Qui était Walter Benjamin ? L’intellectuel juif allemand d’avant guerre. Il est d’usage alors qu’un juif riche enfante un génie, qui vive de ses rentes. Mais le dit génie est confronté à une injonction paradoxale : il apporte son talent à une culture qu’on lui dénie. Walter Benjamin tente de s’en tirer par le sionisme ou le marxisme. Mais leur médiocrité intellectuelle lui est insupportable. Alors, il choisit Paris, ville du XIXème siècle, comme lui. Malheureusement, survient la guerre. Plutôt que de partir pour l’Amérique inculte, il se suicide.
Et son œuvre ? Hannah Arendt y reconnaît son combat, à elle. Mais aussi celui de Kafka, et surtout celui d’Heidegger. Car, la pensée d’Hannah Arendt est celle d’Heidegger ! Je crois même qu’elle n’a fait que mettre en pratique les idées d’Heidegger. Idées qui, d’ailleurs, ne sont pas aussi originales que je l’aurais cru. Elles viennent de la révolte romantique contre le désenchantement que la rationalité des Lumières a fait subir au monde. Mais, aussi, elles s’inscrivent dans une sorte de mode. Celle du pouvoir de la langue. Wittgenstein, Saussure et son influence sur le structuralisme, les postmodernistes… tous partagent cette idée. Une sorte de retour au temps des Grecs où le logos-parole aurait pris la place du logos-raison.
Que dit Heidegger ? La vérité est le fruit d’une révélation. Pas de la raison. Or, nous sommes en panne de révélation. Nous ne croyons plus à rien. Mais, on peut trouver, dans le langage, des « perles », des vérités que le temps a rendues éternelles. Nettoyons la pensée commune de contre-vérités patentes et introduisons-y les dîtes perles. C’est ce qu’a fait Walter Benjamin, qui a écrit des livres d’aphorismes. Et qui a mené, comme son ami Franz Hessel (le père de Stéphane), une vie de « flâneur » (en français dans le texte). Car les perles ne sont visibles qu’au flâneur. Et la poésie est la plus haute des paroles.
(ARENDT, Hannah, Walter Benjamin 1892 1940, Alia, 2007.)
Commentaire sans intérêt. Peut-être ai-je trouvé l’origine du sentiment bizarre que m’inspirent les idées d’Hannah Arendt. A supposer que je les ai comprises.
Pour commencer, la théorie qui précède n’est, peut-être, pas aussi abstraite qu’il y paraît. Par exemple, je crois y reconnaître ce que j’ai dit récemment sur la République française. Le progrès, la raison, la liberté de l’homme… sont de l’ordre de la révélation religieuse. Elles ont fait autorité tant que nous y avons cru. Ce n’est plus le cas. Pourtant, tout n’est pas à jeter dans l’édifice que notre foi nous a fait construire. L’école laïque, par exemple, donne une liberté à l’esprit qui procure de grandes satisfactions. Pourquoi ne pas la conserver ?

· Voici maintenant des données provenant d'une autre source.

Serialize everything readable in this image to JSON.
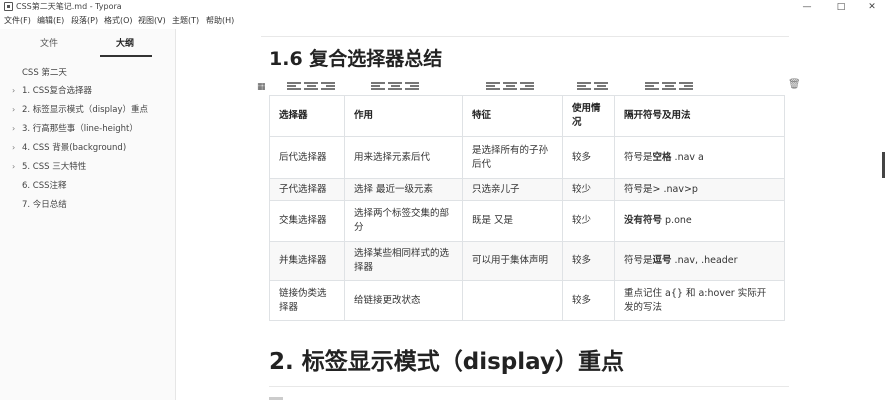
{
  "window": {
    "title": "CSS第二天笔记.md - Typora",
    "minimize": "—",
    "maximize": "□",
    "close": "✕"
  },
  "menu": [
    "文件(F)",
    "编辑(E)",
    "段落(P)",
    "格式(O)",
    "视图(V)",
    "主题(T)",
    "帮助(H)"
  ],
  "sidebar": {
    "tabs": [
      {
        "label": "文件",
        "active": false
      },
      {
        "label": "大纲",
        "active": true
      }
    ],
    "outline": [
      {
        "label": "CSS 第二天",
        "level": 0,
        "expandable": false
      },
      {
        "label": "1. CSS复合选择器",
        "level": 1,
        "expandable": true
      },
      {
        "label": "2. 标签显示模式（display）重点",
        "level": 1,
        "expandable": true
      },
      {
        "label": "3. 行高那些事（line-height）",
        "level": 1,
        "expandable": true
      },
      {
        "label": "4. CSS 背景(background)",
        "level": 1,
        "expandable": true
      },
      {
        "label": "5. CSS 三大特性",
        "level": 1,
        "expandable": true
      },
      {
        "label": "6. CSS注释",
        "level": 1,
        "expandable": false
      },
      {
        "label": "7. 今日总结",
        "level": 1,
        "expandable": false
      }
    ],
    "caret_glyph": "›"
  },
  "document": {
    "heading1": "1.6 复合选择器总结",
    "heading2": "2. 标签显示模式（display）重点",
    "table": {
      "headers": [
        "选择器",
        "作用",
        "特征",
        "使用情况",
        "隔开符号及用法"
      ],
      "rows": [
        [
          "后代选择器",
          "用来选择元素后代",
          "是选择所有的子孙后代",
          "较多",
          ""
        ],
        [
          "子代选择器",
          "选择 最近一级元素",
          "只选亲儿子",
          "较少",
          "符号是> .nav>p"
        ],
        [
          "交集选择器",
          "选择两个标签交集的部分",
          "既是 又是",
          "较少",
          ""
        ],
        [
          "并集选择器",
          "选择某些相同样式的选择器",
          "可以用于集体声明",
          "较多",
          ""
        ],
        [
          "链接伪类选择器",
          "给链接更改状态",
          "",
          "较多",
          "重点记住 a{} 和 a:hover 实际开发的写法"
        ]
      ],
      "rich_cells": {
        "r0": {
          "prefix": "符号是",
          "bold": "空格",
          "suffix": " .nav a"
        },
        "r2": {
          "prefix": "",
          "bold": "没有符号",
          "suffix": " p.one"
        },
        "r3": {
          "prefix": "符号是",
          "bold": "逗号",
          "suffix": " .nav, .header"
        }
      }
    },
    "toolbar": {
      "table_menu_icon": "▦",
      "delete_icon": "🗑"
    }
  }
}
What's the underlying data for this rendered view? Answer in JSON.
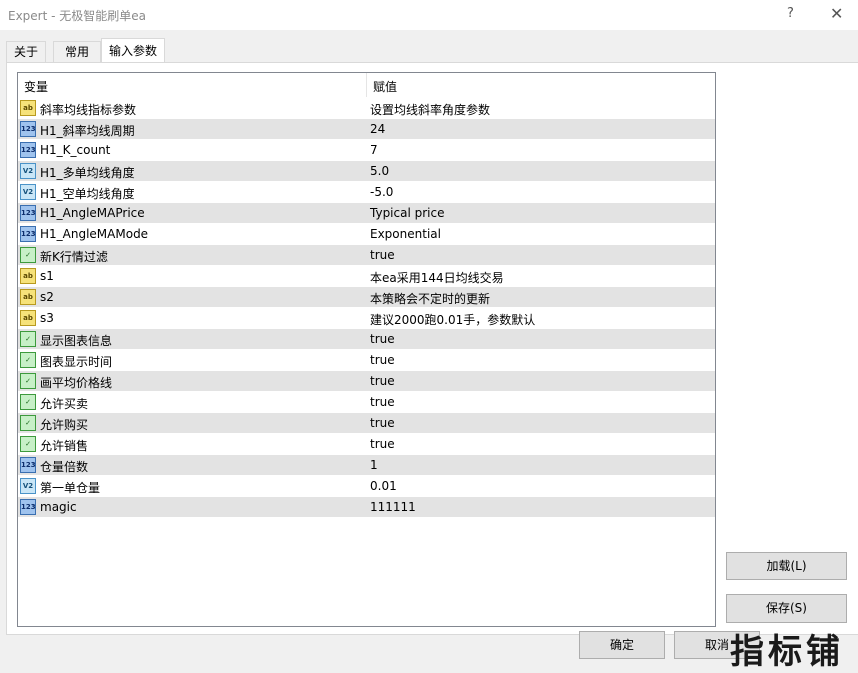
{
  "window": {
    "title": "Expert - 无极智能刷单ea",
    "help_label": "?",
    "close_label": "✕"
  },
  "tabs": [
    {
      "label": "关于",
      "active": false
    },
    {
      "label": "常用",
      "active": false
    },
    {
      "label": "输入参数",
      "active": true
    }
  ],
  "grid": {
    "headers": {
      "variable": "变量",
      "value": "赋值"
    },
    "rows": [
      {
        "icon": "ab",
        "icon_label": "ab",
        "name": "斜率均线指标参数",
        "value": "设置均线斜率角度参数"
      },
      {
        "icon": "num",
        "icon_label": "123",
        "name": "H1_斜率均线周期",
        "value": "24"
      },
      {
        "icon": "num",
        "icon_label": "123",
        "name": "H1_K_count",
        "value": "7"
      },
      {
        "icon": "real",
        "icon_label": "V2",
        "name": "H1_多单均线角度",
        "value": "5.0"
      },
      {
        "icon": "real",
        "icon_label": "V2",
        "name": "H1_空单均线角度",
        "value": "-5.0"
      },
      {
        "icon": "enum",
        "icon_label": "123",
        "name": "H1_AngleMAPrice",
        "value": "Typical price"
      },
      {
        "icon": "enum",
        "icon_label": "123",
        "name": "H1_AngleMAMode",
        "value": "Exponential"
      },
      {
        "icon": "bool",
        "icon_label": "✓",
        "name": "新K行情过滤",
        "value": "true"
      },
      {
        "icon": "ab",
        "icon_label": "ab",
        "name": "s1",
        "value": "本ea采用144日均线交易"
      },
      {
        "icon": "ab",
        "icon_label": "ab",
        "name": "s2",
        "value": "本策略会不定时的更新"
      },
      {
        "icon": "ab",
        "icon_label": "ab",
        "name": "s3",
        "value": "建议2000跑0.01手，参数默认"
      },
      {
        "icon": "bool",
        "icon_label": "✓",
        "name": "显示图表信息",
        "value": "true"
      },
      {
        "icon": "bool",
        "icon_label": "✓",
        "name": "图表显示时间",
        "value": "true"
      },
      {
        "icon": "bool",
        "icon_label": "✓",
        "name": "画平均价格线",
        "value": "true"
      },
      {
        "icon": "bool",
        "icon_label": "✓",
        "name": "允许买卖",
        "value": "true"
      },
      {
        "icon": "bool",
        "icon_label": "✓",
        "name": "允许购买",
        "value": "true"
      },
      {
        "icon": "bool",
        "icon_label": "✓",
        "name": "允许销售",
        "value": "true"
      },
      {
        "icon": "num",
        "icon_label": "123",
        "name": "仓量倍数",
        "value": "1"
      },
      {
        "icon": "real",
        "icon_label": "V2",
        "name": "第一单仓量",
        "value": "0.01"
      },
      {
        "icon": "num",
        "icon_label": "123",
        "name": "magic",
        "value": "111111"
      }
    ]
  },
  "buttons": {
    "load": "加载(L)",
    "save": "保存(S)",
    "ok": "确定",
    "cancel": "取消"
  },
  "watermark": "指标铺"
}
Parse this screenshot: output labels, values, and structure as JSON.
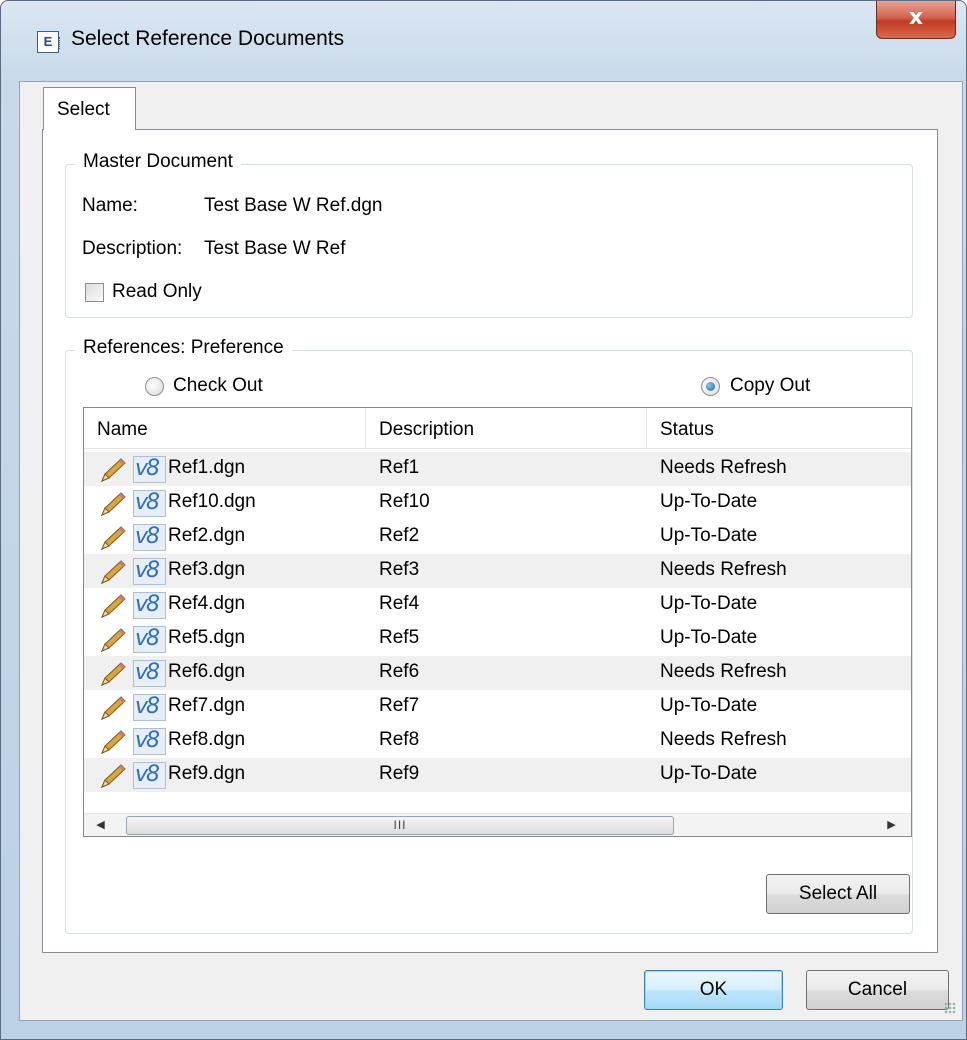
{
  "window": {
    "title": "Select Reference Documents",
    "close_glyph": "x"
  },
  "tabs": [
    {
      "label": "Select"
    }
  ],
  "master_document": {
    "legend": "Master Document",
    "name_label": "Name:",
    "name_value": "Test Base W Ref.dgn",
    "description_label": "Description:",
    "description_value": "Test Base W Ref",
    "read_only_label": "Read Only",
    "read_only_checked": false
  },
  "references": {
    "legend": "References: Preference",
    "check_out_label": "Check Out",
    "copy_out_label": "Copy Out",
    "selected_option": "Copy Out",
    "columns": [
      "Name",
      "Description",
      "Status"
    ],
    "rows": [
      {
        "name": "Ref1.dgn",
        "description": "Ref1",
        "status": "Needs Refresh"
      },
      {
        "name": "Ref10.dgn",
        "description": "Ref10",
        "status": "Up-To-Date"
      },
      {
        "name": "Ref2.dgn",
        "description": "Ref2",
        "status": "Up-To-Date"
      },
      {
        "name": "Ref3.dgn",
        "description": "Ref3",
        "status": "Needs Refresh"
      },
      {
        "name": "Ref4.dgn",
        "description": "Ref4",
        "status": "Up-To-Date"
      },
      {
        "name": "Ref5.dgn",
        "description": "Ref5",
        "status": "Up-To-Date"
      },
      {
        "name": "Ref6.dgn",
        "description": "Ref6",
        "status": "Needs Refresh"
      },
      {
        "name": "Ref7.dgn",
        "description": "Ref7",
        "status": "Up-To-Date"
      },
      {
        "name": "Ref8.dgn",
        "description": "Ref8",
        "status": "Needs Refresh"
      },
      {
        "name": "Ref9.dgn",
        "description": "Ref9",
        "status": "Up-To-Date"
      }
    ],
    "file_icon_text": "v8",
    "scroll_thumb_glyph": "III",
    "select_all_label": "Select All"
  },
  "footer": {
    "ok_label": "OK",
    "cancel_label": "Cancel"
  },
  "colors": {
    "title_gradient": "#c9d9ea",
    "close_button": "#c13b22",
    "default_button_border": "#3c7fb1",
    "alt_row": "#f0f0f0"
  },
  "icons": {
    "app": "document-icon",
    "close": "close-icon",
    "row_edit": "pencil-icon",
    "row_file": "v8-file-icon",
    "scroll_left": "arrow-left-icon",
    "scroll_right": "arrow-right-icon"
  }
}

Autre exemple : la politique grecque. Tant que l’on parlera de politique, il nous restera quelque-chose des idées grecques, sur la politique, dit Hannah Arendt. Juste. Tout bêtement « polis », la cité : la politique, c’est l’administration de la cité par le citoyen. Et, effectivement, depuis que je les ai découvertes, elles occupent une place centrale dans mes réflexions.
Mais, je pense aussi avoir trouvé ce que je reproche à Hannah Arendt. C’est ce qu’elle reproche elle-même à Sartre et à Hegel. C’est le déterminisme. Il ne suffit pas de pêcher la perle dans le langage, ou, peut-être, dans l’expérience pour construire le meilleur des mondes. Car, c’est une forme d’idéologie. Et l’idéologie, croire possible l’impossible, est le début du totalitarisme. C’est ce que dit Hannah Arendt. La vie, c’est un combat de tous les instants, pour ne pas se faire emporter par l’idéologie, justement. Le gagner est peut-être une question de « jugement », question sur laquelle Hannah Arendt a fini son existence ? En tout cas, je ne suis pas sûr que le jugement soit aussi mystérieux qu’elle le pensait. Juger c’est, avant tout, estimer les conséquences de ses actes, ou de ceux des autres. Et, c’est une affaire de raison, et pas de langage. Du moins, c’est ce qu’il me semble.